Bullfights Return to Mexico City: Animal Rights Activists Explain Why
Bullfights Return to Mexico City: Animal Rights Activists Explain Why It Is “an Act of Absurd Cruelty” Freepik

The Plaza de México is getting ready for the return of bullfighting, or 'corridas de toros' in Spanish, starting this Sunday, January 28.

After a year-and-a-half long hiatus, the 'toreros' will once again wave their red capes in an event that excites many and scandalizes many others, especially animal rights activists and environmentalists, who are organizing a protest at the doors of the world's largest bullfighting ring.

Bullfighting faced a critical blow when a judge banned it in June 2022, but the ruling was overturned by the country's Supreme Court of Justice and is now set to resume in the capital. There are already nine dates with tickets on sale to experience the "fiesta brava" once more.

Arturo Berlanga, Director of AnimaNaturalis in Mexico, said that the Supreme Court's decision did not imply that judges were in favor of bullfighting: "They did not examine whether bullfights are culture or traditions that should be protected or if they constitute torture and animal abuse.
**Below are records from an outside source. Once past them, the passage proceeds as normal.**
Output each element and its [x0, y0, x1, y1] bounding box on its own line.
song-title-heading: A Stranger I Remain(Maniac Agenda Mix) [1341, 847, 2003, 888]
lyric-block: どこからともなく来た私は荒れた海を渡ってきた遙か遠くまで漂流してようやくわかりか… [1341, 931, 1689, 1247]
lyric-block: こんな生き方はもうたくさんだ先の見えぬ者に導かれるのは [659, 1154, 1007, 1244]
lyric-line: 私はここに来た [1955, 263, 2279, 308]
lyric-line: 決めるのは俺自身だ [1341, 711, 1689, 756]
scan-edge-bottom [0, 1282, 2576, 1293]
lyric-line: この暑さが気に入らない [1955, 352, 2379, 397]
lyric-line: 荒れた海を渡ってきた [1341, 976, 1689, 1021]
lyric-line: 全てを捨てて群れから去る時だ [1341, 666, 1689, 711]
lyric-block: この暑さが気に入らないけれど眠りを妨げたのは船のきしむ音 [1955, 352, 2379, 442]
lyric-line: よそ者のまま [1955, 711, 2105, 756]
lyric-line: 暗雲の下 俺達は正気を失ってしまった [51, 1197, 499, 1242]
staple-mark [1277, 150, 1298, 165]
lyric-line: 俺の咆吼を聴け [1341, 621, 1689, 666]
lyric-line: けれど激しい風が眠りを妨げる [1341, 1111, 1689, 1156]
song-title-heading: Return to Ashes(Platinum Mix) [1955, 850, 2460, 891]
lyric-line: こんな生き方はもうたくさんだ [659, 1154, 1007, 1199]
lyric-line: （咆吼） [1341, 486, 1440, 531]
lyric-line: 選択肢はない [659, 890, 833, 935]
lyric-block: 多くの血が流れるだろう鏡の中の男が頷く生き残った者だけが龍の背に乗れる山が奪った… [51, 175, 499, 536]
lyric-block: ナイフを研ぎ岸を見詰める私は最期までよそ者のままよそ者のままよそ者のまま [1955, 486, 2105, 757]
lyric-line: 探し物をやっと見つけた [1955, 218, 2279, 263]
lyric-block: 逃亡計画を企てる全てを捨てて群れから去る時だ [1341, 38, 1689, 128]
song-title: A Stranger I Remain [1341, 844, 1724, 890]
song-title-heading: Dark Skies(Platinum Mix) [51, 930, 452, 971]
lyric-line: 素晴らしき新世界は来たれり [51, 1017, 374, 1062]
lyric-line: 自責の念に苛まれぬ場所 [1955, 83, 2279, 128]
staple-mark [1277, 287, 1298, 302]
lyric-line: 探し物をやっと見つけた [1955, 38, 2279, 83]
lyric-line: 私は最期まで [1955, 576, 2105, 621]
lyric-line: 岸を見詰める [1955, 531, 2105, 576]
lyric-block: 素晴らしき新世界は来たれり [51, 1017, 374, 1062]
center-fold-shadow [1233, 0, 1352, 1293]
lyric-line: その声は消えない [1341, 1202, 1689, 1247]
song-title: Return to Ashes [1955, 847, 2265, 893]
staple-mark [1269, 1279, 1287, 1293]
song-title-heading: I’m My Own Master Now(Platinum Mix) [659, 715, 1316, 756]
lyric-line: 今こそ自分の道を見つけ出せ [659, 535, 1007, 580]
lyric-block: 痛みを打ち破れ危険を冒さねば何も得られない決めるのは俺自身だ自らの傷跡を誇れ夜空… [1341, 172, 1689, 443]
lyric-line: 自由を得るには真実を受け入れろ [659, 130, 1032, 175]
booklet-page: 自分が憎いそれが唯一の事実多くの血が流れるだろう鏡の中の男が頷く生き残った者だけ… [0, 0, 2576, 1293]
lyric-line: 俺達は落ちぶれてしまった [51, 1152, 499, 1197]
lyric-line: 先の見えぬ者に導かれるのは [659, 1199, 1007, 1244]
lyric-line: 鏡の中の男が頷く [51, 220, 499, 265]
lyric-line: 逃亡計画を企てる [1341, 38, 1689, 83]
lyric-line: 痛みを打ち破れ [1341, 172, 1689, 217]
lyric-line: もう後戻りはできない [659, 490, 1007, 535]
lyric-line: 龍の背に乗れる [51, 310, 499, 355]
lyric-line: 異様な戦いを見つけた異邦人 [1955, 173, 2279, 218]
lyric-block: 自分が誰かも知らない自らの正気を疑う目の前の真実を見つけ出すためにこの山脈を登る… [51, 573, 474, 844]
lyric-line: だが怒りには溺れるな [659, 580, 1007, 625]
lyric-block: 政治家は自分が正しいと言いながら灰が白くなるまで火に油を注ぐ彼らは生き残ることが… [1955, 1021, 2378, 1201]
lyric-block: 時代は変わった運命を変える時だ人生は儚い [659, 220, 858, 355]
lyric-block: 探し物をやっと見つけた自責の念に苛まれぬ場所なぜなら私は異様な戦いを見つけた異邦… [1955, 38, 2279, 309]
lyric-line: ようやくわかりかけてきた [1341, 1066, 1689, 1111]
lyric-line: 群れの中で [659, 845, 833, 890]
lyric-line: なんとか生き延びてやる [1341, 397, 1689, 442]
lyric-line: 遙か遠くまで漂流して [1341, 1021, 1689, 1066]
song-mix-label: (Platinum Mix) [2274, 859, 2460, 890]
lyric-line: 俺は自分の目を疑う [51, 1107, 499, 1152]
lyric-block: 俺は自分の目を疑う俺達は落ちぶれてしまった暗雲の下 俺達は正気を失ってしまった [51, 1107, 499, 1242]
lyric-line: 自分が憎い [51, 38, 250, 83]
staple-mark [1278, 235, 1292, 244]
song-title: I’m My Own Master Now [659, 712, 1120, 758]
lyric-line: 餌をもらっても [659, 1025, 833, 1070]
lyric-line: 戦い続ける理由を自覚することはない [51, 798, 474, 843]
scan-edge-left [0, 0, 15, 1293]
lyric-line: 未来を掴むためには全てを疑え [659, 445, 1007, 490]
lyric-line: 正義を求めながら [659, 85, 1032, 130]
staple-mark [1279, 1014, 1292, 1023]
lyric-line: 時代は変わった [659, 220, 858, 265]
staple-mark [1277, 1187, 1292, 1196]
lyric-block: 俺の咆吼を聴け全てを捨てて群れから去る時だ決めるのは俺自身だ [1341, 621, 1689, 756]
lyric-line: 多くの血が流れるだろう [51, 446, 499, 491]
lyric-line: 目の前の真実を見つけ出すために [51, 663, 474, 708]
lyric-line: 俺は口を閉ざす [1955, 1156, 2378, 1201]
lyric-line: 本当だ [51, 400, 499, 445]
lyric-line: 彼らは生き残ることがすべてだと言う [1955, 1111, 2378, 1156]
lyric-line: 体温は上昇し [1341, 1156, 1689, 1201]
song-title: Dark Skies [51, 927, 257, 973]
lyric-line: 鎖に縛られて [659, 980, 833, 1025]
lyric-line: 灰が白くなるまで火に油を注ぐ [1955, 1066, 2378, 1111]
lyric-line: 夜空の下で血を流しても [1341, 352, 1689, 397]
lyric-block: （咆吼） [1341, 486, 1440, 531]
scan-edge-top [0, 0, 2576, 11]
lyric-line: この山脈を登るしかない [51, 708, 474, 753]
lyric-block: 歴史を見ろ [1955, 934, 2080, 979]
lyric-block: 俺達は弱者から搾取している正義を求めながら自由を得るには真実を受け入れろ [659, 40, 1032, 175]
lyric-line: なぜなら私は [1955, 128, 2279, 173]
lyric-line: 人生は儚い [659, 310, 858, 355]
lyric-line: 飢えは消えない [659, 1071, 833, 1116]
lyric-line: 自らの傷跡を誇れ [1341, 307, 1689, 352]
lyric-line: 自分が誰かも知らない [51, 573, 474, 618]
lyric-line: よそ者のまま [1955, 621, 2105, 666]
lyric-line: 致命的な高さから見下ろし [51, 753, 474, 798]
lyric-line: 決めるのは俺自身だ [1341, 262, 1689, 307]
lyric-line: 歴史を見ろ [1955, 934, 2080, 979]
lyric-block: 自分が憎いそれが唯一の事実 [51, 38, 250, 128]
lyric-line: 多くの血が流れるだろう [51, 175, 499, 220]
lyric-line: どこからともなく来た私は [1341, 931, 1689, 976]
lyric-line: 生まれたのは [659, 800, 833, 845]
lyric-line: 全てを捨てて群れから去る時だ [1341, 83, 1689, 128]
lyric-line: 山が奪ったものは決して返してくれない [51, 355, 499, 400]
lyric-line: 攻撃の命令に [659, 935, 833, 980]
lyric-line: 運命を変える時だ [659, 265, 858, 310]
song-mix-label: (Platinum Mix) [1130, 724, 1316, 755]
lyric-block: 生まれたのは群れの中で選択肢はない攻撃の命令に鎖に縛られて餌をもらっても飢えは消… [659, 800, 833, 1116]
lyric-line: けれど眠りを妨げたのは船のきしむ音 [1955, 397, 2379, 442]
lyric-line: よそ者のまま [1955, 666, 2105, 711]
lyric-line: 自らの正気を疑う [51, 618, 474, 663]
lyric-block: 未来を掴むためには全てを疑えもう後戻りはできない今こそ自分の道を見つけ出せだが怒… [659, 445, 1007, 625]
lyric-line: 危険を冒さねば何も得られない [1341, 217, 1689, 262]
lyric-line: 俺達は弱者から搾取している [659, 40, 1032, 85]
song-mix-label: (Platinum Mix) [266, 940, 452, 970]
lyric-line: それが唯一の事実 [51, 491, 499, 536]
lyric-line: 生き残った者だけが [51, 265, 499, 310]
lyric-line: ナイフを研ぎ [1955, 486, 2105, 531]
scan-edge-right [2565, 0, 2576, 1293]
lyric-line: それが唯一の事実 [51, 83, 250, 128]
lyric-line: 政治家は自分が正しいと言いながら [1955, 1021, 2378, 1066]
The Court only reviewed whether the requirements based on the injunction were fulfilled," he said to The Latin Times.

The Plaza de México is getting ready for the return
The Plaza de México is getting ready for the return of bullfighting, or 'corridas de toros' in Spanish, starting this Sunday, January 28. Alejandro Linares García/Wikipedia

Jose María Ferez Gil, Legal Advisor and Coordinator of the Bullfighting Department at the Animal Heroes organization, told The Latin Times that a district judge still has to rule on an indirect injunction, determining whether it is constitutional to maintain bullfighting events in Mexico City.

In his opinion, and considering that "the Constitution of Mexico City declares that all inhabitants have the obligation to take care of each other," the court is likely to declare bullfighting unconstitutional. "Bullfighting enthusiasts will probably appeal that decision and we may end up in the second chamber of the Supreme Court, where we are convinced that there are progressive ministers who understand that animals matter and want a Mexico without violence."

Marielena Hoyo, a journalist and activist for the rights of 'non-human animals,' served as the director of Chapultepec Zoo, the most important zoo in Mexico, for 15 years. She emphasizes the importance of ending these events not only to protect bulls from "torture" - "It is one of the most absurd cruelties in life" - but also as part of the fight against the violence that persists in Mexico.

According to figures from the Executive Secretariat of the National Public Security System (SESNSP), Mexico documented 30,523 homicides in 2023, a number that illustrates the security crisis and violence that the country has been experiencing for decades.

"If we have such high levels of violence in Mexico and we still promote a violent spectacle, what can we ask of those children who witness how celebrating blood in mistreated animals is justified? Bullfighting mistreats animals and puts humanity itself at risk," she said in a conversation with The Latin Times.

One of the arguments upheld by enthusiasts and fans of bullfighting is that the spectacle should continue because it's cultural, traditional, or artistic aspect. Férez Gil pointed out that "in a ruling by the Supreme Court of Justice that banned cockfighting in Veracruz, it stated that culture is only admirable if it brings good values to society."

He continued: "The fact that an activity is cultural or traditional is not sufficient justification for it to continue. In the past, practices like dog fights, women not being able to vote, or the LGBT community not being able to marry were traditional, but those became part of the past with scientific and social advances and the new generations, who are increasingly rejecting these violent spectacles."

Monumental Plaza de Toros México, Ciudad de México.
Monumental Plaza de Toros México, Ciudad de México. Augusto Rodin/Unslplash

Berlanga agrees on this point: "Only a very small minority of the country considers bullfighting to be a cultural tradition. The Ministry of Culture of the federal government recognizes only the cultural aspects surrounding the spectacle, such as paintings, music, or architecture, but has clarified that as a spectacle, it is against activities involving acts of animal cruelty."

Animal rights organizations are calling for a "peaceful" march this Sunday at 12 PM from Glorieta de los Insurgentes to Plaza de México.